Tacy, jak trzypokoleniowa, inteligencka rodzina z dumą powołująca się na swoje szlacheckie korzenie, chętnie wspominająca antenatów, z pradziadem Oktawianem Alfonsem zwanym też pieszczotliwie Ociem - Aciem. To na jego pojawienie się czekają podczas corocznych, „najbardziej rodzinnych ze świąt” pradziadów. To święto to okazja nie tylko do „spotkania” z duchami zmarłych, ale również do podkreślania swojego przywiązania do wartości polskiej rodziny i tradycji (nawet starają się mówić używając składni i leksyki staropolskiej). Głównym reprezentantem tej dbałości o spuściznę rodzinno – ojczystą jest w sztuce Kuczoka Badek znakomicie zagrany przez Piotra Cyrwusa, który za tę kreację otrzymał nagrodę aktorską na Festiwalu Teatroteki. To ten męski nestor rodu przypomina wciąż historię pradziadów, którzy przelewali krew za ojczyznę i ubolewa, że młode pokolenie, głównie jego wnuczki Głupczynki (Agata Różycka i Natalia Łągiewczyk) nie szanują tradycji, nie umieją na pamięć wierszy polskich klasyków, ba, nawet słowa modlitwy przekręcają, bo wychowywane są w duchu ateizmu. Ale ten „przyodziany w polskość”, jak sam o sobie mówi „psychopatriota” (tak z kolei określa go zięć – artysta cierpiący na niemoc twórczą grany przez Łukasza Borkowskiego), ma negatywny stosunek do osób niehetronormatywnych, nie toleruje też męża swojej córki (Marta Masza Wągrocka), za którego ta wyszła w dużej mierze po to, by wyrwać się z rodzinnego domu, w którym królowała ględźba domowa, nieżyczliwość i sączył się jad w stosunku do innych. Tak jak na przykład w kierunku Dziabci, żony Badka (Katarzyna Skarżanka), którą teściowa (świetna w roli Palomy nadużywającej alkoholu Tomira Kowalik) nazywa wywłoką i prymitywem, wypominając jej nieszlacheckie pochodzenie. Pokazane w spektaklu Michała Zdunika pradziady nie do końca okazują się dla rodziny pozytywne, bowiem na obrzęd przychodzą duchy, będące uosobieniem wydarzeń, o których wszyscy woleliby zapomnieć. Jest babcia Maligna oddana niegdyś do przytułku, gdzie zmarła; jest poganka (Weronika Humaj) z nieślubnym dzieckiem protoplasty rodu (jego ducha i babcię zagrała Anna Korzeniecka); jest też umiłowany Palomy, Jan Majteczko, zastrzelony przez Oktawiana Alfonsa (Mariusz Ochociński).

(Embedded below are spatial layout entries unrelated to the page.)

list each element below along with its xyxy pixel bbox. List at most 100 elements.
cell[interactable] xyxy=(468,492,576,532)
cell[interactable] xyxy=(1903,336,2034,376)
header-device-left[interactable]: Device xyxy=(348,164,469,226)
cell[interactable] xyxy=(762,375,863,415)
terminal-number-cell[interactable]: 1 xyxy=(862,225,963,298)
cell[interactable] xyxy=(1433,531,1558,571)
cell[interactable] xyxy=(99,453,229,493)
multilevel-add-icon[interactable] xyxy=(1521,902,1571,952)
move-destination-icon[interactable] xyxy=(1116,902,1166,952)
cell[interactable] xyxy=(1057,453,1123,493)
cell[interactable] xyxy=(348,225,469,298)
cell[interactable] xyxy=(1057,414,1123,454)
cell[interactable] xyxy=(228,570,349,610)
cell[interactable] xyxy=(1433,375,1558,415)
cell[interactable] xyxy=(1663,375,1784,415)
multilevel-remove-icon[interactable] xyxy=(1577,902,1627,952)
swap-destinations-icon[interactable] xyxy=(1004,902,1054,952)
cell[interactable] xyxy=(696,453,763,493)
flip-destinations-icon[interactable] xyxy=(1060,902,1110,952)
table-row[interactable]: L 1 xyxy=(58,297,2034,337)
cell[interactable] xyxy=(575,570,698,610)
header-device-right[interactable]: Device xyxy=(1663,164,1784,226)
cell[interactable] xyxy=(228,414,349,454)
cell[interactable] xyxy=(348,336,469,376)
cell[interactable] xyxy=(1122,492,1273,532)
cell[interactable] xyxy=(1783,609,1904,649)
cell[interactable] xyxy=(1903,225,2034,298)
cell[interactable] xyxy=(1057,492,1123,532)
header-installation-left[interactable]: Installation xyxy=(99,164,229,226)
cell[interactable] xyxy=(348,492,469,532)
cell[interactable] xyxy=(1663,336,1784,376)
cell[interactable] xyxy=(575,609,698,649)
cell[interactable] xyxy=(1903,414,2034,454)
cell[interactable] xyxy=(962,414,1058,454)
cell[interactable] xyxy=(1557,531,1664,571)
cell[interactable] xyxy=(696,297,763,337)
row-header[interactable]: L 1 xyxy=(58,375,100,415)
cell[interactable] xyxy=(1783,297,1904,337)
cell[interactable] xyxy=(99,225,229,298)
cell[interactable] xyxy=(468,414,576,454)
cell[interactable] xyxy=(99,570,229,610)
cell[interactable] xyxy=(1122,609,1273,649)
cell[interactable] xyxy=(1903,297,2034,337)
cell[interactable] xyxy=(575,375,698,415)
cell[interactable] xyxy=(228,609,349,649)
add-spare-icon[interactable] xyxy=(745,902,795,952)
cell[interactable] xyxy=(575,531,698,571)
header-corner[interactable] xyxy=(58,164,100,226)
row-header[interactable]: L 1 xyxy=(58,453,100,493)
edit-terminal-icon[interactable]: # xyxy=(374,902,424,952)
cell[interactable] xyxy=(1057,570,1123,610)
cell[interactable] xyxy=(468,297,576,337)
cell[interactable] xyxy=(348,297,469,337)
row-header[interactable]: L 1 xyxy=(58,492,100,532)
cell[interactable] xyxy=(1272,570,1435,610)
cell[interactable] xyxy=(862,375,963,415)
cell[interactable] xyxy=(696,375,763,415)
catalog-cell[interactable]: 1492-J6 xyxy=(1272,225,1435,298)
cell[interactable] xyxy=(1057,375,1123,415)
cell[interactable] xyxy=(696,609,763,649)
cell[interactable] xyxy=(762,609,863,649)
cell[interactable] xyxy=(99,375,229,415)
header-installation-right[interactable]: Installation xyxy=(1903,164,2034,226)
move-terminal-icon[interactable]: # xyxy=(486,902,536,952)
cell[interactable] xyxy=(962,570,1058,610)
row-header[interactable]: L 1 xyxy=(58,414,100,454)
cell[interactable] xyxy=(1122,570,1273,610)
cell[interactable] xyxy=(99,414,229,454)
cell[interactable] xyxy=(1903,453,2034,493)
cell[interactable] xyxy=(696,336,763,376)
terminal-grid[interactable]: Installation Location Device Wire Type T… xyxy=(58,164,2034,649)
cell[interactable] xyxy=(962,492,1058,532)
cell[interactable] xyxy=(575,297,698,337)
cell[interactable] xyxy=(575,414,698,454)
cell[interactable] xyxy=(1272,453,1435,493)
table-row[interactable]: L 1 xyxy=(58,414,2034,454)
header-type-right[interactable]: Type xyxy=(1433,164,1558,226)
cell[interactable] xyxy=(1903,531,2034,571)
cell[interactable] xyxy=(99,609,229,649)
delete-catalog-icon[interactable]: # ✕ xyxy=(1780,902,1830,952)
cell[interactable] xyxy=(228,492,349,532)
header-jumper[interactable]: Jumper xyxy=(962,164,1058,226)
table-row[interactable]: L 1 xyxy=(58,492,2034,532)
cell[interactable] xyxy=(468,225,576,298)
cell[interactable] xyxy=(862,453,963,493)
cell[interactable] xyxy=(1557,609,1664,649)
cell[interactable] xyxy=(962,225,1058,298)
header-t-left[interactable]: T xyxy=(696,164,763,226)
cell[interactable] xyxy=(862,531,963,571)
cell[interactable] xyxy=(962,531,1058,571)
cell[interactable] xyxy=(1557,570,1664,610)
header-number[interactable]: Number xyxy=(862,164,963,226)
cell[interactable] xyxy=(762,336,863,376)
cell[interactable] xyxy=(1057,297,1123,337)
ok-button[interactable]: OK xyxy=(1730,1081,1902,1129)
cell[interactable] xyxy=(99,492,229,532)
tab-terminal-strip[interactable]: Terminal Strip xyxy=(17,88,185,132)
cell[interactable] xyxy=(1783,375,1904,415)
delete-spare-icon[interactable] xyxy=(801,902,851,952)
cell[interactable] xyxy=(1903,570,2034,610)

Piotr Cyrwus i Marta Masza Wągrocka. Fot. Wojciech Radwański/WFDiF

Wymieniam całą obsadę tego spektaklu, bo wszyscy zasługują na docenienie. Nie ma w tym przedstawieniu ról puszczonych, w czym – pewnie – spora zasługa reżysera i samych aktorów. Piotr Cyrwus jest tu klasą sam dla siebie (vide: scena, gdy rozpacza z powodu skarlenia, spospolicienia wszystkiego), ale ma równorzędnych partnerów i partnerki. To znakomite aktorstwo decyduje o sile przekazu tego skromnego, jeśli chodzi o środki realizacyjne, przedstawienia. Warto też podkreślić wkład pracy w całokształt „Pradziadów” Anety Brzozowskiej (charakteryzacja) i Hanny Raniszewskiej (muzyka). Naprawdę, warto to zobaczyć!